Basic properties that govern such common classes of functions $\mathcal F$, would then govern stochastic orders, but it's not necessary that every stochastic order must have any of these properties. For example :
Closure under summation and non-negative scaling (this is almost always true , to be fair).
Closure under scaling or composition by a suitable function (ideally an increasing or convex function).
Closure under multiplication.
Admittedly, Shaked and Shanthikumar go a step further, and introduce bivariate characterizations of stochastic orders, which provide possibly the ultimate link between properties of function classes and those of random variables.
At the heart of the matter, stochastic orders serve to "push" the structure of the function class onto the space of random variables.
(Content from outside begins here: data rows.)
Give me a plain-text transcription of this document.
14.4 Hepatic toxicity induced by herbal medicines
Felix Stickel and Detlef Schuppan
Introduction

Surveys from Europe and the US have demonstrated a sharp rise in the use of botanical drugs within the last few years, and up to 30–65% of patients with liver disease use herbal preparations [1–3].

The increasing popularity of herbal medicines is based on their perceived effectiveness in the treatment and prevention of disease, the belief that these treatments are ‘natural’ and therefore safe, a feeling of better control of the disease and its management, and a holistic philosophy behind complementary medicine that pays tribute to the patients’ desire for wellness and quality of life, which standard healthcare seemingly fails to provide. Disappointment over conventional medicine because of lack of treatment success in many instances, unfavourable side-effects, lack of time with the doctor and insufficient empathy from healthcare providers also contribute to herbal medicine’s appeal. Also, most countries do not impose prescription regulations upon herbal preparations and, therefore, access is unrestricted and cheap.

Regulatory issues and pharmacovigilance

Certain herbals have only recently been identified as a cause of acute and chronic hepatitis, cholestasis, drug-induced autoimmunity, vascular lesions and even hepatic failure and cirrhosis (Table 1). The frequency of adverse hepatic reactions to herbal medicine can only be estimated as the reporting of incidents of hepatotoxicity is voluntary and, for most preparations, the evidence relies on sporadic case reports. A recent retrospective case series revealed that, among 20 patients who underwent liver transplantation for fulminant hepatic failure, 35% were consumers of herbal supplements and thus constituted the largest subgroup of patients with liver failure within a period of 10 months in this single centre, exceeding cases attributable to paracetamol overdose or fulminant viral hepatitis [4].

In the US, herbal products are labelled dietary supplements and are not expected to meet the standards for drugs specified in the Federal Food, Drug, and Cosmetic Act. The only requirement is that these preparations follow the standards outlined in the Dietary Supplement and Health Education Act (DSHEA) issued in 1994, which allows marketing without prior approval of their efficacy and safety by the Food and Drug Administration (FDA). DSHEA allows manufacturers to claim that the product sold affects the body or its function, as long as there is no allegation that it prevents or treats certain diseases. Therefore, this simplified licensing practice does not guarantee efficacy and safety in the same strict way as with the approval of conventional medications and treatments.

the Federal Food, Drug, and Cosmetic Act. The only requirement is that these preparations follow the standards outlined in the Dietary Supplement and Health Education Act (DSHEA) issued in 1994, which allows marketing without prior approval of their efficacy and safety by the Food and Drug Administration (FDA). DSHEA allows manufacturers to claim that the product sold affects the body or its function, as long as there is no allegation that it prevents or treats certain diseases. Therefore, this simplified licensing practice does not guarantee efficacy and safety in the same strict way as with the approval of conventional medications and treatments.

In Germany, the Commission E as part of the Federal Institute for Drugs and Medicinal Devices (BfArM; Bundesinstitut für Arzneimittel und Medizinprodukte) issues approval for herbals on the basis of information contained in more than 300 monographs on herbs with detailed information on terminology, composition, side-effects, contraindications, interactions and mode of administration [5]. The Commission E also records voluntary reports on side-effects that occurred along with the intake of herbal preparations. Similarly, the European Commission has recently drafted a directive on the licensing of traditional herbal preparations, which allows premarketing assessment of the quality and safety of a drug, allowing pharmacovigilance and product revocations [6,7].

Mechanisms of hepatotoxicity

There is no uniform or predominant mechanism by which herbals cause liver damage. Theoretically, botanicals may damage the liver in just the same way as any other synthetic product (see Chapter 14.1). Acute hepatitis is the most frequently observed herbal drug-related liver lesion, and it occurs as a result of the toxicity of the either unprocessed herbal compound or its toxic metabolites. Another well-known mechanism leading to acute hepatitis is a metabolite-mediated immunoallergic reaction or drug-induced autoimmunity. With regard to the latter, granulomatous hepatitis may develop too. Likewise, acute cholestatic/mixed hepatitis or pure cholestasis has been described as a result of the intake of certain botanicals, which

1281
I hope I have been able to give a gist of properties that stochastic orders ideally follow.
Oof, I just forgot about matrices!
Well, roughly speaking a discrete probability distribution (let's say on finitely many points for now) is a vector, for all it matters. For example, a Bernoulli$(p)$ random variable is basically representable by $[p,1-p]$.
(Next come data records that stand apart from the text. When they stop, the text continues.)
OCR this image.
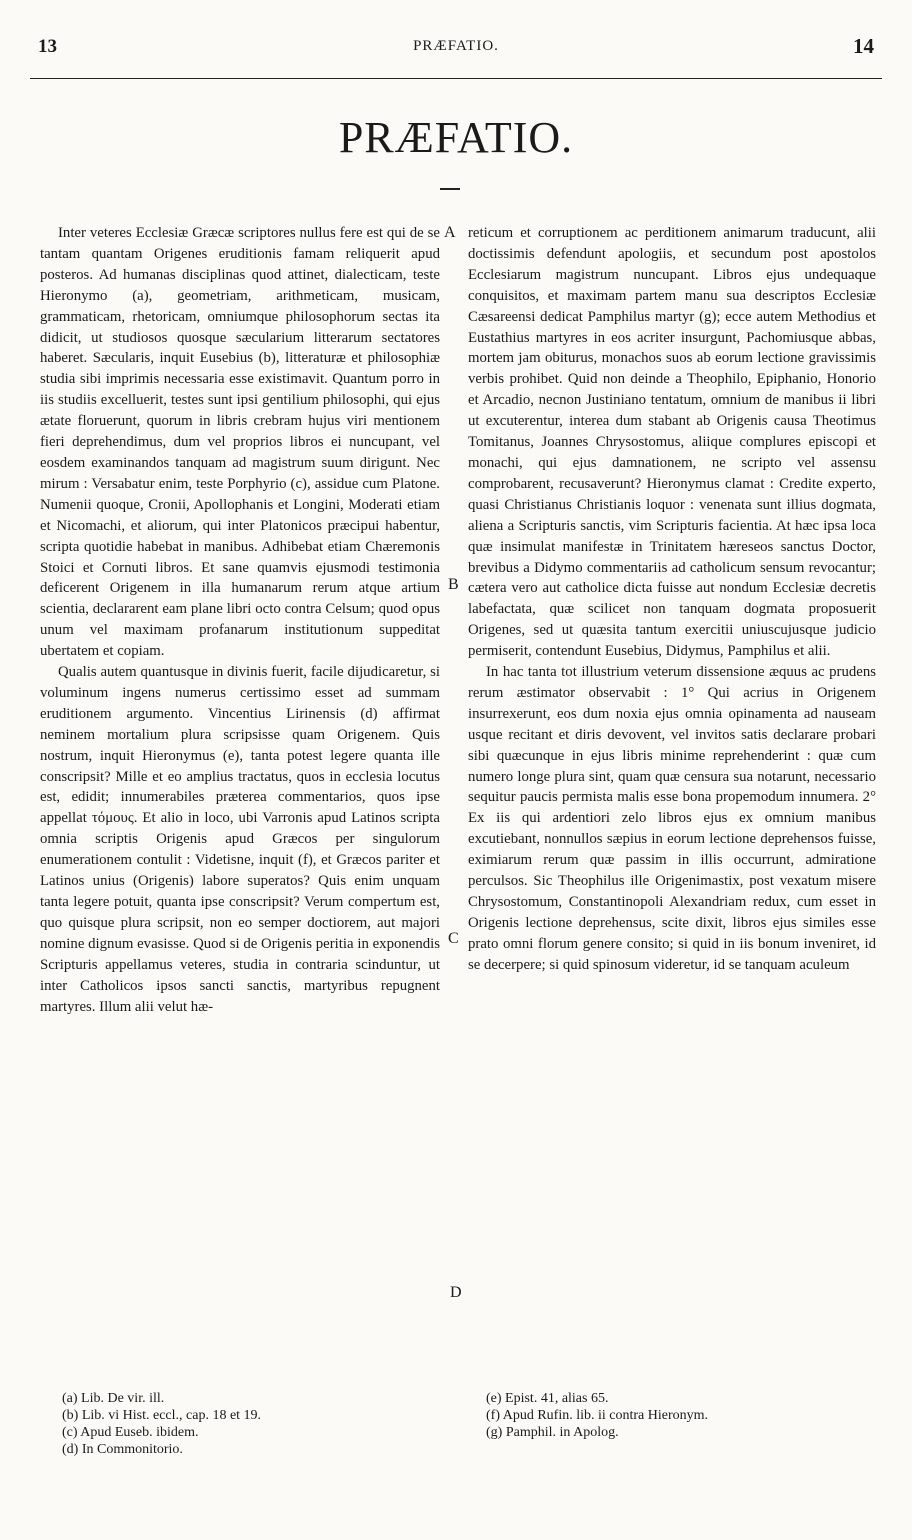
13	PRÆFATIO.	14
PRÆFATIO.

Inter veteres Ecclesiæ Græcæ scriptores nullus fere est qui de se tantam quantam Origenes eruditionis famam reliquerit apud posteros. Ad humanas disciplinas quod attinet, dialecticam, teste Hieronymo (a), geometriam, arithmeticam, musicam, grammaticam, rhetoricam, omniumque philosophorum sectas ita didicit, ut studiosos quosque sæcularium litterarum sectatores haberet. Sæcularis, inquit Eusebius (b), litteraturæ et philosophiæ studia sibi imprimis necessaria esse existimavit. Quantum porro in iis studiis excelluerit, testes sunt ipsi gentilium philosophi, qui ejus ætate floruerunt, quorum in libris crebram hujus viri mentionem fieri deprehendimus, dum vel proprios libros ei nuncupant, vel eosdem examinandos tanquam ad magistrum suum dirigunt. Nec mirum : Versabatur enim, teste Porphyrio (c), assidue cum Platone. Numenii quoque, Cronii, Apollophanis et Longini, Moderati etiam et Nicomachi, et aliorum, qui inter Platonicos præcipui habentur, scripta quotidie habebat in manibus. Adhibebat etiam Chæremonis Stoici et Cornuti libros. Et sane quamvis ejusmodi testimonia deficerent Origenem in illa humanarum rerum atque artium scientia, declararent eam plane libri octo contra Celsum; quod opus unum vel maximam profanarum institutionum suppeditat ubertatem et copiam.

Qualis autem quantusque in divinis fuerit, facile dijudicaretur, si voluminum ingens numerus certissimo esset ad summam eruditionem argumento. Vincentius Lirinensis (d) affirmat neminem mortalium plura scripsisse quam Origenem. Quis nostrum, inquit Hieronymus (e), tanta potest legere quanta ille conscripsit? Mille et eo amplius tractatus, quos in ecclesia locutus est, edidit; innumerabiles præterea commentarios, quos ipse appellat τόμους. Et alio in loco, ubi Varronis apud Latinos scripta omnia scriptis Origenis apud Græcos per singulorum enumerationem contulit : Videtisne, inquit (f), et Græcos pariter et Latinos unius (Origenis) labore superatos? Quis enim unquam tanta legere potuit, quanta ipse conscripsit? Verum compertum est, quo quisque plura scripsit, non eo semper doctiorem, aut majori nomine dignum evasisse. Quod si de Origenis peritia in exponendis Scripturis appellamus veteres, studia in contraria scinduntur, ut inter Catholicos ipsos sancti sanctis, martyribus repugnent martyres. Illum alii velut hæ-

A
B
C
D

reticum et corruptionem ac perditionem animarum traducunt, alii doctissimis defendunt apologiis, et secundum post apostolos Ecclesiarum magistrum nuncupant. Libros ejus undequaque conquisitos, et maximam partem manu sua descriptos Ecclesiæ Cæsareensi dedicat Pamphilus martyr (g); ecce autem Methodius et Eustathius martyres in eos acriter insurgunt, Pachomiusque abbas, mortem jam obiturus, monachos suos ab eorum lectione gravissimis verbis prohibet. Quid non deinde a Theophilo, Epiphanio, Honorio et Arcadio, necnon Justiniano tentatum, omnium de manibus ii libri ut excuterentur, interea dum stabant ab Origenis causa Theotimus Tomitanus, Joannes Chrysostomus, aliique complures episcopi et monachi, qui ejus damnationem, ne scripto vel assensu comprobarent, recusaverunt? Hieronymus clamat : Credite experto, quasi Christianus Christianis loquor : venenata sunt illius dogmata, aliena a Scripturis sanctis, vim Scripturis facientia. At hæc ipsa loca quæ insimulat manifestæ in Trinitatem hæreseos sanctus Doctor, brevibus a Didymo commentariis ad catholicum sensum revocantur; cætera vero aut catholice dicta fuisse aut nondum Ecclesiæ decretis labefactata, quæ scilicet non tanquam dogmata proposuerit Origenes, sed ut quæsita tantum exercitii uniuscujusque judicio permiserit, contendunt Eusebius, Didymus, Pamphilus et alii.

In hac tanta tot illustrium veterum dissensione æquus ac prudens rerum æstimator observabit : 1° Qui acrius in Origenem insurrexerunt, eos dum noxia ejus omnia opinamenta ad nauseam usque recitant et diris devovent, vel invitos satis declarare probari sibi quæcunque in ejus libris minime reprehenderint : quæ cum numero longe plura sint, quam quæ censura sua notarunt, necessario sequitur paucis permista malis esse bona propemodum innumera. 2° Ex iis qui ardentiori zelo libros ejus ex omnium manibus excutiebant, nonnullos sæpius in eorum lectione deprehensos fuisse, eximiarum rerum quæ passim in illis occurrunt, admiratione perculsos. Sic Theophilus ille Origenimastix, post vexatum misere Chrysostomum, Constantinopoli Alexandriam redux, cum esset in Origenis lectione deprehensus, scite dixit, libros ejus similes esse prato omni florum genere consito; si quid in iis bonum inveniret, id se decerpere; si quid spinosum videretur, id se tanquam aculeum

(a) Lib. De vir. ill.
(b) Lib. vi Hist. eccl., cap. 18 et 19.
(c) Apud Euseb. ibidem.
(d) In Commonitorio.
(e) Epist. 41, alias 65.
(f) Apud Rufin. lib. ii contra Hieronym.
(g) Pamphil. in Apolog.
Therefore, matrices come in as natural transformations that preserve and play around with probability distributions. More precisely, these matrices are referred to as "stochastic" matrices. Now, let $v_1,v_2$ be probability vectors with $n$ entries and let $X,Y$ be distributed on $\{1,...,n\}$ like $v_1,v_2$ respectively with $E[X] = E[Y]$. It can be proved that $X \leq_{st} Y$ if and only if there is a doubly stochastic matrix $M$ such that $Mv_2 = v_1$. This is equivalent to $X$ being a "mean preserving spread" of $Y$.